Ces derniers mois, elle est intervenue dans les zones infiltrées par les groupes djihadistes, principalement dans les régions de Mopti et de Tombouctou (centre et nord). En novembre dernier, une unité de la Forsat a ainsi été déployée à Kouri, près de la frontière avec le Burkina Faso, après que plusieurs postes de gendarmerie eurent été attaqués par des hommes armés. Cagoulés et surarmés, ses membres sont très mobiles : ils se déplacent d’un endroit à l’autre et ne restent que quelques jours sur un même lieu.

Ceux qui sont intervenus à Bamako le week-end dernier étaient pour la plupart en permission ou en repos. « Ils sont très bien formés, mais pas au maintien de l’ordre, assure un officier de l’armée. D’ailleurs, ils ne disposent pas de lacrymos. Leur équipement est constitué d’armes de guerre : fusils d’assaut, grenades, gilets pare-balles… Chez eux, pas de balles à blanc ni de sommation. Face à la menace, on tire. »

À Bamako, la question qui se pose aujourd’hui est de savoir qui a donné l’ordre aux Forsat de se déployer et de tirer sur les manifestants. La réponse est loin d’être évidente. Selon la loi, cette force est placée sous l’autorité exclusive du ministre de la sécurité.
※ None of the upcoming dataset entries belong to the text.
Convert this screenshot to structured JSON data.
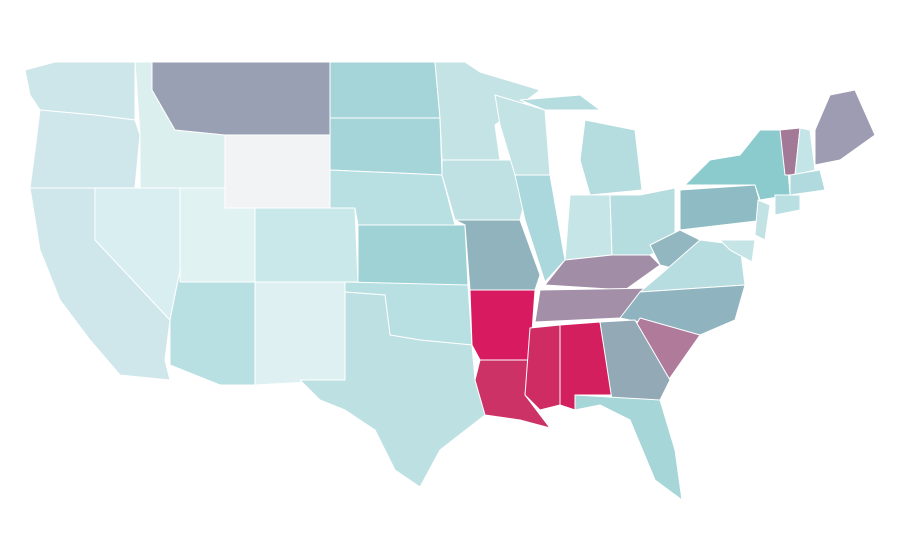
{
  "regions": [
    {
      "color": "#cce6ea"
    },
    {
      "color": "#cfe7eb"
    },
    {
      "color": "#cfe7eb"
    },
    {
      "color": "#dcefef"
    },
    {
      "color": "#d9eef0"
    },
    {
      "color": "#9aa0b3"
    },
    {
      "color": "#f2f3f4"
    },
    {
      "color": "#e1f2f3"
    },
    {
      "color": "#b8dfe2"
    },
    {
      "color": "#c9e8ea"
    },
    {
      "color": "#dff0f2"
    },
    {
      "color": "#a5d5d8"
    },
    {
      "color": "#a5d5d8"
    },
    {
      "color": "#b8dfe2"
    },
    {
      "color": "#9ed2d5"
    },
    {
      "color": "#b8dfe2"
    },
    {
      "color": "#bde0e2"
    },
    {
      "color": "#c4e3e5"
    },
    {
      "color": "#bfe1e3"
    },
    {
      "color": "#90b3bd"
    },
    {
      "color": "#d81b60"
    },
    {
      "color": "#cc3266"
    },
    {
      "color": "#cf2c64"
    },
    {
      "color": "#d41f5e"
    },
    {
      "color": "#c4e3e5"
    },
    {
      "color": "#aad8dc"
    },
    {
      "color": "#c6e5e7"
    },
    {
      "color": "#b5dde0"
    },
    {
      "color": "#b5dde0"
    },
    {
      "color": "#a28da7"
    },
    {
      "color": "#a38fa7"
    },
    {
      "color": "#93b7c1"
    },
    {
      "color": "#b8dde0"
    },
    {
      "color": "#8fb4bf"
    },
    {
      "color": "#b07b9b"
    },
    {
      "color": "#93a9b5"
    },
    {
      "color": "#a6d6d8"
    },
    {
      "color": "#8fbcc4"
    },
    {
      "color": "#8ccbcd"
    },
    {
      "color": "#a27a97"
    },
    {
      "color": "#c4e5e7"
    },
    {
      "color": "#9e9cb3"
    },
    {
      "color": "#c2e2e4"
    },
    {
      "color": "#b0dade"
    },
    {
      "color": "#b9dfe2"
    },
    {
      "color": "#c5e4e6"
    },
    {
      "color": "#b5dde0"
    }
  ]
}
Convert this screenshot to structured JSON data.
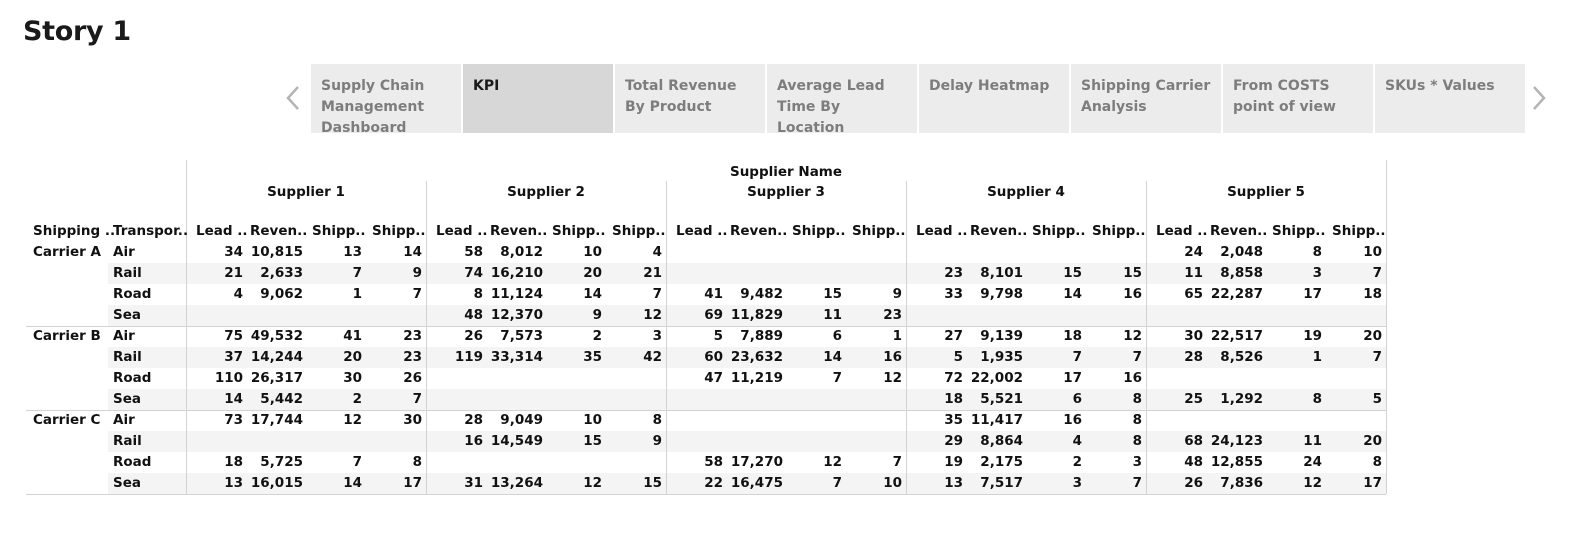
{
  "story": {
    "title": "Story 1"
  },
  "nav": {
    "prev_icon": "chevron-left-icon",
    "next_icon": "chevron-right-icon"
  },
  "tabs": [
    {
      "label": "Supply Chain Management Dashboard",
      "active": false
    },
    {
      "label": "KPI",
      "active": true
    },
    {
      "label": "Total Revenue By Product",
      "active": false
    },
    {
      "label": "Average Lead Time By Location",
      "active": false
    },
    {
      "label": "Delay Heatmap",
      "active": false
    },
    {
      "label": "Shipping Carrier Analysis",
      "active": false
    },
    {
      "label": "From COSTS point of view",
      "active": false
    },
    {
      "label": "SKUs * Values",
      "active": false
    }
  ],
  "crosstab": {
    "column_field": "Supplier Name",
    "row_headers": [
      "Shipping ..",
      "Transpor.."
    ],
    "measure_headers": [
      "Lead ..",
      "Reven..",
      "Shipp..",
      "Shipp.."
    ],
    "suppliers": [
      "Supplier 1",
      "Supplier 2",
      "Supplier 3",
      "Supplier 4",
      "Supplier 5"
    ],
    "carriers": [
      {
        "name": "Carrier A",
        "rows": [
          {
            "mode": "Air",
            "cells": [
              [
                "34",
                "10,815",
                "13",
                "14"
              ],
              [
                "58",
                "8,012",
                "10",
                "4"
              ],
              null,
              null,
              [
                "24",
                "2,048",
                "8",
                "10"
              ]
            ]
          },
          {
            "mode": "Rail",
            "cells": [
              [
                "21",
                "2,633",
                "7",
                "9"
              ],
              [
                "74",
                "16,210",
                "20",
                "21"
              ],
              null,
              [
                "23",
                "8,101",
                "15",
                "15"
              ],
              [
                "11",
                "8,858",
                "3",
                "7"
              ]
            ]
          },
          {
            "mode": "Road",
            "cells": [
              [
                "4",
                "9,062",
                "1",
                "7"
              ],
              [
                "8",
                "11,124",
                "14",
                "7"
              ],
              [
                "41",
                "9,482",
                "15",
                "9"
              ],
              [
                "33",
                "9,798",
                "14",
                "16"
              ],
              [
                "65",
                "22,287",
                "17",
                "18"
              ]
            ]
          },
          {
            "mode": "Sea",
            "cells": [
              null,
              [
                "48",
                "12,370",
                "9",
                "12"
              ],
              [
                "69",
                "11,829",
                "11",
                "23"
              ],
              null,
              null
            ]
          }
        ]
      },
      {
        "name": "Carrier B",
        "rows": [
          {
            "mode": "Air",
            "cells": [
              [
                "75",
                "49,532",
                "41",
                "23"
              ],
              [
                "26",
                "7,573",
                "2",
                "3"
              ],
              [
                "5",
                "7,889",
                "6",
                "1"
              ],
              [
                "27",
                "9,139",
                "18",
                "12"
              ],
              [
                "30",
                "22,517",
                "19",
                "20"
              ]
            ]
          },
          {
            "mode": "Rail",
            "cells": [
              [
                "37",
                "14,244",
                "20",
                "23"
              ],
              [
                "119",
                "33,314",
                "35",
                "42"
              ],
              [
                "60",
                "23,632",
                "14",
                "16"
              ],
              [
                "5",
                "1,935",
                "7",
                "7"
              ],
              [
                "28",
                "8,526",
                "1",
                "7"
              ]
            ]
          },
          {
            "mode": "Road",
            "cells": [
              [
                "110",
                "26,317",
                "30",
                "26"
              ],
              null,
              [
                "47",
                "11,219",
                "7",
                "12"
              ],
              [
                "72",
                "22,002",
                "17",
                "16"
              ],
              null
            ]
          },
          {
            "mode": "Sea",
            "cells": [
              [
                "14",
                "5,442",
                "2",
                "7"
              ],
              null,
              null,
              [
                "18",
                "5,521",
                "6",
                "8"
              ],
              [
                "25",
                "1,292",
                "8",
                "5"
              ]
            ]
          }
        ]
      },
      {
        "name": "Carrier C",
        "rows": [
          {
            "mode": "Air",
            "cells": [
              [
                "73",
                "17,744",
                "12",
                "30"
              ],
              [
                "28",
                "9,049",
                "10",
                "8"
              ],
              null,
              [
                "35",
                "11,417",
                "16",
                "8"
              ],
              null
            ]
          },
          {
            "mode": "Rail",
            "cells": [
              null,
              [
                "16",
                "14,549",
                "15",
                "9"
              ],
              null,
              [
                "29",
                "8,864",
                "4",
                "8"
              ],
              [
                "68",
                "24,123",
                "11",
                "20"
              ]
            ]
          },
          {
            "mode": "Road",
            "cells": [
              [
                "18",
                "5,725",
                "7",
                "8"
              ],
              null,
              [
                "58",
                "17,270",
                "12",
                "7"
              ],
              [
                "19",
                "2,175",
                "2",
                "3"
              ],
              [
                "48",
                "12,855",
                "24",
                "8"
              ]
            ]
          },
          {
            "mode": "Sea",
            "cells": [
              [
                "13",
                "16,015",
                "14",
                "17"
              ],
              [
                "31",
                "13,264",
                "12",
                "15"
              ],
              [
                "22",
                "16,475",
                "7",
                "10"
              ],
              [
                "13",
                "7,517",
                "3",
                "7"
              ],
              [
                "26",
                "7,836",
                "12",
                "17"
              ]
            ]
          }
        ]
      }
    ]
  }
}
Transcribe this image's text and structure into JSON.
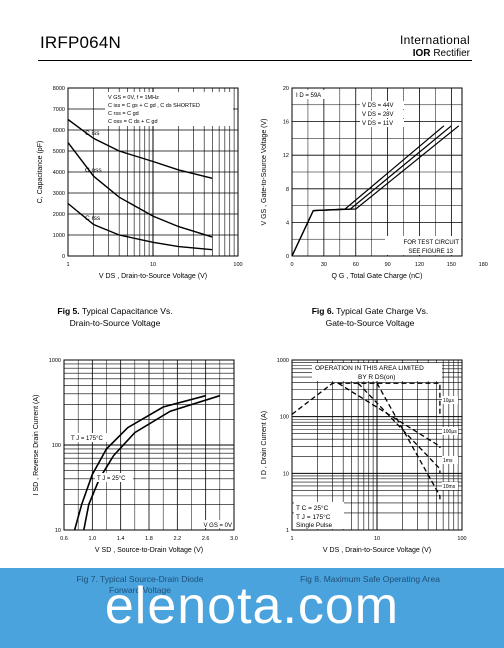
{
  "header": {
    "title": "IRFP064N",
    "brand_line1": "International",
    "brand_logo": "IOR",
    "brand_line2": "Rectifier"
  },
  "figures": [
    {
      "label": "Fig 5.",
      "caption_line1": "Typical Capacitance Vs.",
      "caption_line2": "Drain-to-Source Voltage"
    },
    {
      "label": "Fig 6.",
      "caption_line1": "Typical Gate Charge Vs.",
      "caption_line2": "Gate-to-Source Voltage"
    },
    {
      "label": "Fig 7.",
      "caption_line1": "Typical Source-Drain Diode",
      "caption_line2": "Forward Voltage"
    },
    {
      "label": "Fig 8.",
      "caption_line1": "Maximum Safe Operating Area",
      "caption_line2": ""
    }
  ],
  "chart_data": [
    {
      "type": "line",
      "xlabel": "V DS , Drain-to-Source Voltage (V)",
      "ylabel": "C, Capacitance (pF)",
      "x_scale": "log",
      "xlim": [
        1,
        100
      ],
      "ylim": [
        0,
        8000
      ],
      "x_ticks": [
        "1",
        "10",
        "100"
      ],
      "y_ticks": [
        "0",
        "1000",
        "2000",
        "3000",
        "4000",
        "5000",
        "6000",
        "7000",
        "8000"
      ],
      "annotations": [
        "V GS = 0V,       f = 1MHz",
        "C iss = C gs + C gd ,  C ds SHORTED",
        "C rss = C gd",
        "C oss = C ds + C gd"
      ],
      "series": [
        {
          "name": "C iss",
          "x": [
            1,
            2,
            4,
            10,
            20,
            50
          ],
          "y": [
            6500,
            5600,
            5000,
            4500,
            4100,
            3700
          ]
        },
        {
          "name": "C oss",
          "x": [
            1,
            2,
            4,
            10,
            20,
            50
          ],
          "y": [
            5400,
            3800,
            2800,
            1900,
            1400,
            900
          ]
        },
        {
          "name": "C rss",
          "x": [
            1,
            2,
            4,
            10,
            20,
            50
          ],
          "y": [
            2500,
            1500,
            1000,
            650,
            450,
            300
          ]
        }
      ]
    },
    {
      "type": "line",
      "xlabel": "Q G , Total Gate Charge (nC)",
      "ylabel": "V GS , Gate-to-Source Voltage (V)",
      "xlim": [
        0,
        160
      ],
      "ylim": [
        0,
        20
      ],
      "x_ticks": [
        "0",
        "30",
        "60",
        "90",
        "120",
        "150",
        "180"
      ],
      "x_tick_values": [
        0,
        30,
        60,
        90,
        120,
        150,
        180
      ],
      "y_ticks": [
        "0",
        "4",
        "8",
        "12",
        "16",
        "20"
      ],
      "annotations": [
        "I D = 59A",
        "FOR TEST CIRCUIT",
        "SEE FIGURE 13"
      ],
      "series": [
        {
          "name": "V DS = 44V",
          "x": [
            0,
            20,
            60,
            157
          ],
          "y": [
            0,
            5.4,
            5.6,
            15.5
          ]
        },
        {
          "name": "V DS = 28V",
          "x": [
            0,
            20,
            55,
            150
          ],
          "y": [
            0,
            5.4,
            5.6,
            15.5
          ]
        },
        {
          "name": "V DS = 11V",
          "x": [
            0,
            20,
            50,
            143
          ],
          "y": [
            0,
            5.4,
            5.6,
            15.5
          ]
        }
      ]
    },
    {
      "type": "line",
      "xlabel": "V SD , Source-to-Drain Voltage (V)",
      "ylabel": "I SD , Reverse Drain Current (A)",
      "y_scale": "log",
      "xlim": [
        0.6,
        3.0
      ],
      "ylim": [
        10,
        1000
      ],
      "x_ticks": [
        "0.6",
        "1.0",
        "1.4",
        "1.8",
        "2.2",
        "2.6",
        "3.0"
      ],
      "y_ticks": [
        "10",
        "100",
        "1000"
      ],
      "annotations": [
        "V GS = 0V"
      ],
      "series": [
        {
          "name": "T J = 175°C",
          "x": [
            0.75,
            0.85,
            1.0,
            1.2,
            1.5,
            2.0,
            2.6
          ],
          "y": [
            10,
            20,
            45,
            90,
            160,
            280,
            380
          ]
        },
        {
          "name": "T J = 25°C",
          "x": [
            0.88,
            0.95,
            1.1,
            1.3,
            1.6,
            2.1,
            2.8
          ],
          "y": [
            10,
            20,
            40,
            75,
            140,
            250,
            380
          ]
        }
      ]
    },
    {
      "type": "line",
      "xlabel": "V DS , Drain-to-Source Voltage (V)",
      "ylabel": "I D , Drain Current (A)",
      "x_scale": "log",
      "y_scale": "log",
      "xlim": [
        1,
        100
      ],
      "ylim": [
        1,
        1000
      ],
      "x_ticks": [
        "1",
        "10",
        "100"
      ],
      "y_ticks": [
        "1",
        "10",
        "100",
        "1000"
      ],
      "annotations": [
        "OPERATION IN THIS AREA LIMITED",
        "BY R DS(on)",
        "T C = 25°C",
        "T J = 175°C",
        "Single Pulse"
      ],
      "series": [
        {
          "name": "10µs",
          "x": [
            1,
            3,
            55,
            55
          ],
          "y": [
            110,
            390,
            390,
            100
          ]
        },
        {
          "name": "100µs",
          "x": [
            3.5,
            55,
            55
          ],
          "y": [
            390,
            30,
            28
          ]
        },
        {
          "name": "1ms",
          "x": [
            6,
            55,
            55
          ],
          "y": [
            390,
            12,
            10
          ]
        },
        {
          "name": "10ms",
          "x": [
            10,
            55,
            55
          ],
          "y": [
            390,
            4,
            3.5
          ]
        }
      ]
    }
  ],
  "footer": {
    "watermark": "elenota.com",
    "caption_left": "Fig 7.  Typical Source-Drain Diode",
    "caption_left2": "Forward Voltage",
    "caption_right": "Fig 8.  Maximum Safe Operating Area"
  }
}
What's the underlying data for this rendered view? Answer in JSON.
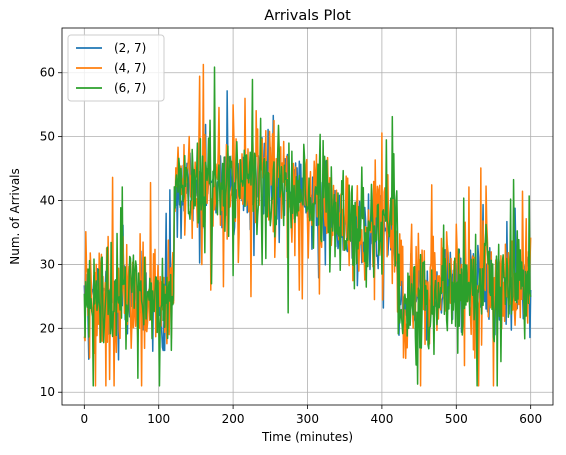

Dans un courrier confidentiel ayant rapidement fuité, le premier ministre, Boubou Cissé – dont le M5-RPF réclame également la tête –, demande au ministre de la sécurité de procéder à des investigations « en vue de préciser les raisons de l’engagement de la Forsat ».

Mais depuis le 11 juin, il n’y a plus de gouvernement au Mali. Seul le premier ministre, reconduit par IBK en dépit du mouvement de contestation, est aux manettes, tandis que les affaires courantes sont gérées dans chaque ministère par les secrétaires généraux. « On imagine mal un secrétaire général prendre une telle décision seul », souligne un ancien ministre. L’ordre est-il venu de plus haut ?

La question n’intéresse pas que les Maliens. Les partenaires du pays se la posent également. La France, mais aussi l’Union européenne, les États-Unis et l’ONU sont en effet indirectement éclaboussés par cette affaire.

La Forsat a été créée avec le soutien actif de la communauté internationale : financements, dons de matériel, formations, etc. Ces dernières années, ses éléments sont devenus des soldats redoutables après avoir bénéficié de plusieurs programmes de formations prodiguées par des policiers français du Raid [1], des militaires américains [2], des officiers européens missionnés dans le cadre des programmes EUCAP-Sahel et EUTM-Mali [3], ou encore des fonctionnaires onusiens – tout cela au nom de la lutte contre le terrorisme.